🤖 AI Summary
This work addresses the problem of learning propositional STRIPS world models solely from action trajectories. The method reformulates STRIPS modeling as a next-token prediction task over pure action sequences, leveraging Transformer-based architectures for end-to-end supervised learning. It requires only positive and negative action sequences—no state observations or symbolic priors—and implicitly induces action preconditions and effects.
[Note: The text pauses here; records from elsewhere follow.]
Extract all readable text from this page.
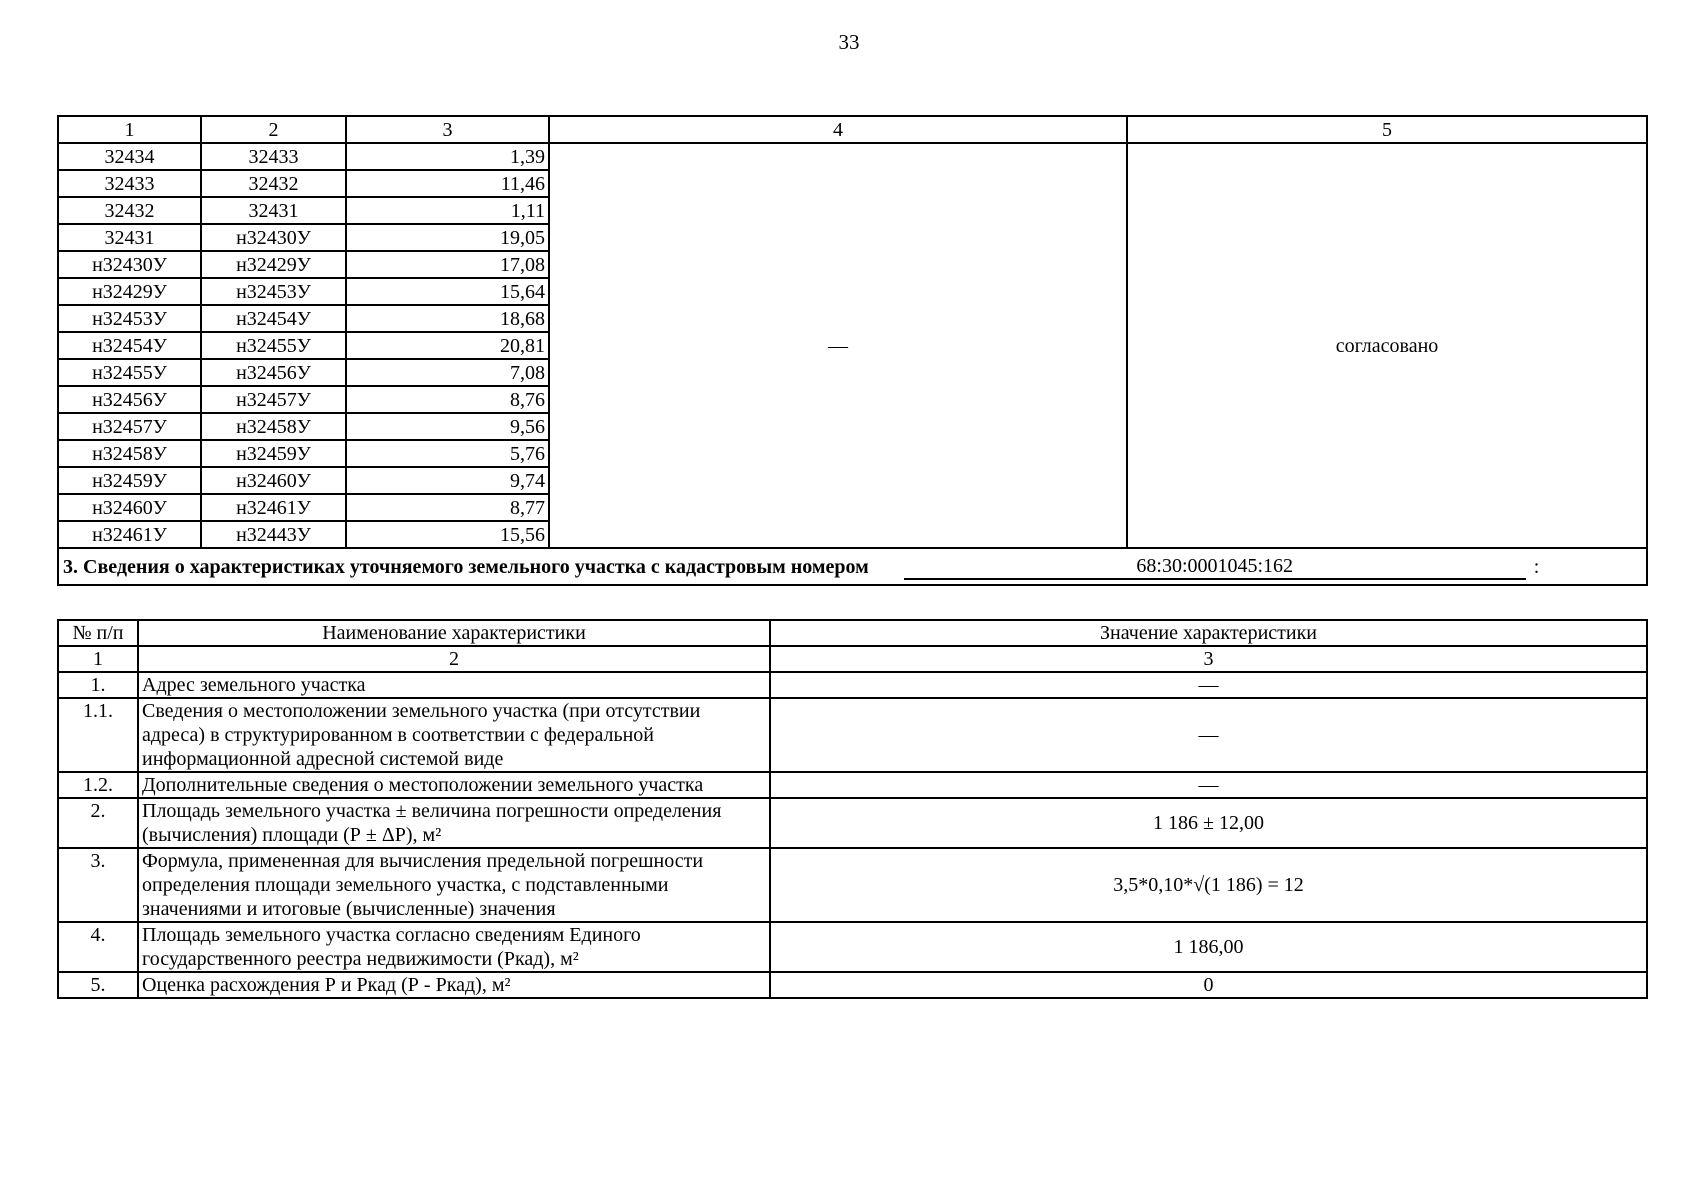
33
1	2	3	4	5
32434	32433	1,39	—	согласовано
32433	32432	11,46		
32432	32431	1,11		
32431	н32430У	19,05		
н32430У	н32429У	17,08		
н32429У	н32453У	15,64		
н32453У	н32454У	18,68		
н32454У	н32455У	20,81		
н32455У	н32456У	7,08		
н32456У	н32457У	8,76		
н32457У	н32458У	9,56		
н32458У	н32459У	5,76		
н32459У	н32460У	9,74		
н32460У	н32461У	8,77		
н32461У	н32443У	15,56		

3. Сведения о характеристиках уточняемого земельного участка с кадастровым номером 68:30:0001045:162 :				
№ п/п	Наименование характеристики	Значение характеристики
1	2	3
1.	Адрес земельного участка	—
1.1.	Сведения о местоположении земельного участка (при отсутствии адреса) в структурированном в соответствии с федеральной информационной адресной системой виде	—
1.2.	Дополнительные сведения о местоположении земельного участка	—
2.	Площадь земельного участка ± величина погрешности определения (вычисления) площади (Р ± ΔР), м²	1 186 ± 12,00
3.	Формула, примененная для вычисления предельной погрешности определения площади земельного участка, с подставленными значениями и итоговые (вычисленные) значения	3,5*0,10*√(1 186) = 12
4.	Площадь земельного участка согласно сведениям Единого государственного реестра недвижимости (Ркад), м²	1 186,00
5.	Оценка расхождения Р и Ркад (Р - Ркад), м²	0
This represents the first fully data-driven approach to learning STRIPS world models, eliminating reliance on explicit logical inference or hand-crafted predicates. Experiments demonstrate that the model accurately recovers ground-truth STRIPS rules, faithfully captures behavioral constraints and state-transition structure, and generalizes effectively across multiple domains.
📝 Abstract
We consider the problem of learning propositional STRIPS world models from action traces alone, using a deep learning architecture (transformers) and gradient descent. The task is cast as a supervised next token prediction problem where the tokens are the actions, and an action $a$ may follow an action sequence if the hidden effects of the previous actions do not make an action precondition of $a$ false. We show that a suitable transformer architecture can faithfully represent propositional STRIPS world models, and that the models can be learned from sets of random valid (positive) and invalid (negative) action sequences alone. A number of experiments are reported.